Loses? My comparison is regarding GP's metric perf/lines_of_code. Let m := perf/lines_of_code = 1/(t × lines_of_code) [highest is better], or to make comparison simpler*, m' := 1/m = t × lines_of_code [lowest is better]. Then**:
Nim 1672
Julia 3012
D 3479
C# (SIMD) 5853
C# 8919
>Nim version is not some naive version
It's direct translation of formula, using `mod` rather `x = -x`.
*Rather comparing numbers << 1.
**No blank/comment lines. As cloc and similar tools count.
Nim "cheats" in a similar way C and C++ submissions do: -fno-signed-zeros -fno-trapping-math
Although arguably these flags are more reasonable than allowing the use of -march=native.

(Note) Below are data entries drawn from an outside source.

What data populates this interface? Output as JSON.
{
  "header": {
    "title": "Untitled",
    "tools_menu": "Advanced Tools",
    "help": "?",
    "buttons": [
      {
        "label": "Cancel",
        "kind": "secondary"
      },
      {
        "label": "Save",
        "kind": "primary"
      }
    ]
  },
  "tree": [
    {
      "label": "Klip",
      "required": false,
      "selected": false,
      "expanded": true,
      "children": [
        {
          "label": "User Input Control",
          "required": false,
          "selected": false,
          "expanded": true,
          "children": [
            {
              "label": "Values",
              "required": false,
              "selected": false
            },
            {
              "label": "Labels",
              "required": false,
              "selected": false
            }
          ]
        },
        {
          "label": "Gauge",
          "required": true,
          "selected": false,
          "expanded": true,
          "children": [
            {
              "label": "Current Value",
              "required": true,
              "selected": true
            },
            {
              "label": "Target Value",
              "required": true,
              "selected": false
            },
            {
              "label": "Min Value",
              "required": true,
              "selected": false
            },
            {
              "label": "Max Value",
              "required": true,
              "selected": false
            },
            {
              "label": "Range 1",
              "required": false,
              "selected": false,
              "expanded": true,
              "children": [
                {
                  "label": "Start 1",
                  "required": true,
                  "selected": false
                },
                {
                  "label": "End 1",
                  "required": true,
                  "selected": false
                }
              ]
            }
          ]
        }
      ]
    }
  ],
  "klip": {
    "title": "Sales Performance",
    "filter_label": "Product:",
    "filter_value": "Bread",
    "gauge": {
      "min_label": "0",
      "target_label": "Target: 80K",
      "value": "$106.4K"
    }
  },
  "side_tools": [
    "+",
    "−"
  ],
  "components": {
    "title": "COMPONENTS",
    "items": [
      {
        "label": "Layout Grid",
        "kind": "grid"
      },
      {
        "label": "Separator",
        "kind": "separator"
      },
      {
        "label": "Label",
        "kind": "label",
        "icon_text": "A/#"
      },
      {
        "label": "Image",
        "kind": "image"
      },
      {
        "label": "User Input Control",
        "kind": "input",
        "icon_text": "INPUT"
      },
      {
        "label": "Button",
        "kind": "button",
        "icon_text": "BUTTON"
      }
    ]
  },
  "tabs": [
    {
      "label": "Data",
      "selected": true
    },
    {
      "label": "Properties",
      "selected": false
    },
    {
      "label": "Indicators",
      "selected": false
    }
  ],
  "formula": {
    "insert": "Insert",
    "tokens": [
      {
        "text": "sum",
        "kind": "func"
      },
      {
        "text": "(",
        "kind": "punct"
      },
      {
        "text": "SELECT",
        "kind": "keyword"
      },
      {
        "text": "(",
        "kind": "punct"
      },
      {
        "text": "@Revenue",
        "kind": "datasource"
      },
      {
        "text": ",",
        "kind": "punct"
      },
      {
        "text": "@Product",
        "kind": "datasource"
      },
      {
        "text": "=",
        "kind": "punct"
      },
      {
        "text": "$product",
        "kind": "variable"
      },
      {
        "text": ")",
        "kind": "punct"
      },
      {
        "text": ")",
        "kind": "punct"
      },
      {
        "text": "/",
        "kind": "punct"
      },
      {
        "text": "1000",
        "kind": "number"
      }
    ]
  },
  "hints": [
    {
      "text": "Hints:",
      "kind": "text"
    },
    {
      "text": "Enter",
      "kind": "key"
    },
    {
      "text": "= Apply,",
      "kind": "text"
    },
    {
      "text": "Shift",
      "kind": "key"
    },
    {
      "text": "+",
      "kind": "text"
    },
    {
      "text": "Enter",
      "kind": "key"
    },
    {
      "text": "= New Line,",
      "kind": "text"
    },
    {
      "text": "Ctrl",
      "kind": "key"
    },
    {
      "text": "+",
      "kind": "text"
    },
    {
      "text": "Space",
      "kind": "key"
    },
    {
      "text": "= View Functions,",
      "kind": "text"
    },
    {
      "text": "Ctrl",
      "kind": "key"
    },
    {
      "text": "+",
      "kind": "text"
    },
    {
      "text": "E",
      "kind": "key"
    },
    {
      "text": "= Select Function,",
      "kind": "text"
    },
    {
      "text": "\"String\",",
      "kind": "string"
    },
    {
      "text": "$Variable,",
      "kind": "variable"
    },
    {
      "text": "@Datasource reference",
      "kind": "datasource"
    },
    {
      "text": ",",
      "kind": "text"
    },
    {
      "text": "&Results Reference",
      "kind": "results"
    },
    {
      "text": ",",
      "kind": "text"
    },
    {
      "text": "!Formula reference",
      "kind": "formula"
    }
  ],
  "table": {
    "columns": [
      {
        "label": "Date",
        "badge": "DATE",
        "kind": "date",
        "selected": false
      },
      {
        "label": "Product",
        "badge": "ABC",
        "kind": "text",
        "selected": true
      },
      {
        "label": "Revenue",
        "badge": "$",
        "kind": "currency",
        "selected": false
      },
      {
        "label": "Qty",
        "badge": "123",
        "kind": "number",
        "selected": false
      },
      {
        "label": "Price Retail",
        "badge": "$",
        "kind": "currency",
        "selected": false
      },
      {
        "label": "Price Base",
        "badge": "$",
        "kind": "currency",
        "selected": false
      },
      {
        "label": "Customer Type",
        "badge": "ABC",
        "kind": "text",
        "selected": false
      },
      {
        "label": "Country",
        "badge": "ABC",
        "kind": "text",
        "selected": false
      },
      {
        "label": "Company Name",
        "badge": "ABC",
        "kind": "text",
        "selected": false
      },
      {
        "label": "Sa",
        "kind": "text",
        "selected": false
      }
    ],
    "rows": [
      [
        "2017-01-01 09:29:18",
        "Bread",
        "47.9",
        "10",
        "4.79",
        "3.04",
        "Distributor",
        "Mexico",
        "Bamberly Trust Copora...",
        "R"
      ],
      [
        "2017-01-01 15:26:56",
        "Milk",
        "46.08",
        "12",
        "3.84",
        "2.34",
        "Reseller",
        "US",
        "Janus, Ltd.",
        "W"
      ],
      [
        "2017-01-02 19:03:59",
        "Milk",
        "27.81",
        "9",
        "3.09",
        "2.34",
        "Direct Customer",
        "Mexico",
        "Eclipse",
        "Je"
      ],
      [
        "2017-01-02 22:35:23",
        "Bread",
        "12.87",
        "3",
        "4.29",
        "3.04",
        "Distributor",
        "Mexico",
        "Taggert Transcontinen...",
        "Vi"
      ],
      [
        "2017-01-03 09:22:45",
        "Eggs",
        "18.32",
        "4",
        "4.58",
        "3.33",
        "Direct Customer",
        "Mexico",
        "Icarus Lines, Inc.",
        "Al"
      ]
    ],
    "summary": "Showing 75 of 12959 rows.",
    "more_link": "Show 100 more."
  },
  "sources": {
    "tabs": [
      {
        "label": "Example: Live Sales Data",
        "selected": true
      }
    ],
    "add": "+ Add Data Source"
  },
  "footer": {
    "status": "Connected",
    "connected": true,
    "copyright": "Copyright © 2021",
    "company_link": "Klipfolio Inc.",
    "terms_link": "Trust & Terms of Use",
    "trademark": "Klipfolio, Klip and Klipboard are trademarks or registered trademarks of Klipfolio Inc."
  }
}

Also consider the inherent advantage popular languages have: you don't need to break out to a completely niche language, while achieving high performance. Saying this, this microbenchmark is naive and does not showcase realistic bottlenecks applications would face like how well-optimized standard library and popular frameworks are, whether the compiler deals with complexity and abstractions well, whether there are issues with multi-threaded scaling, etc etc. You can tell this by performance of dynamically typed languages - since all data is defined in scope of a single function, the compiler needs to do very little work and can hide the true cost of using something like Lua (LuaJIT).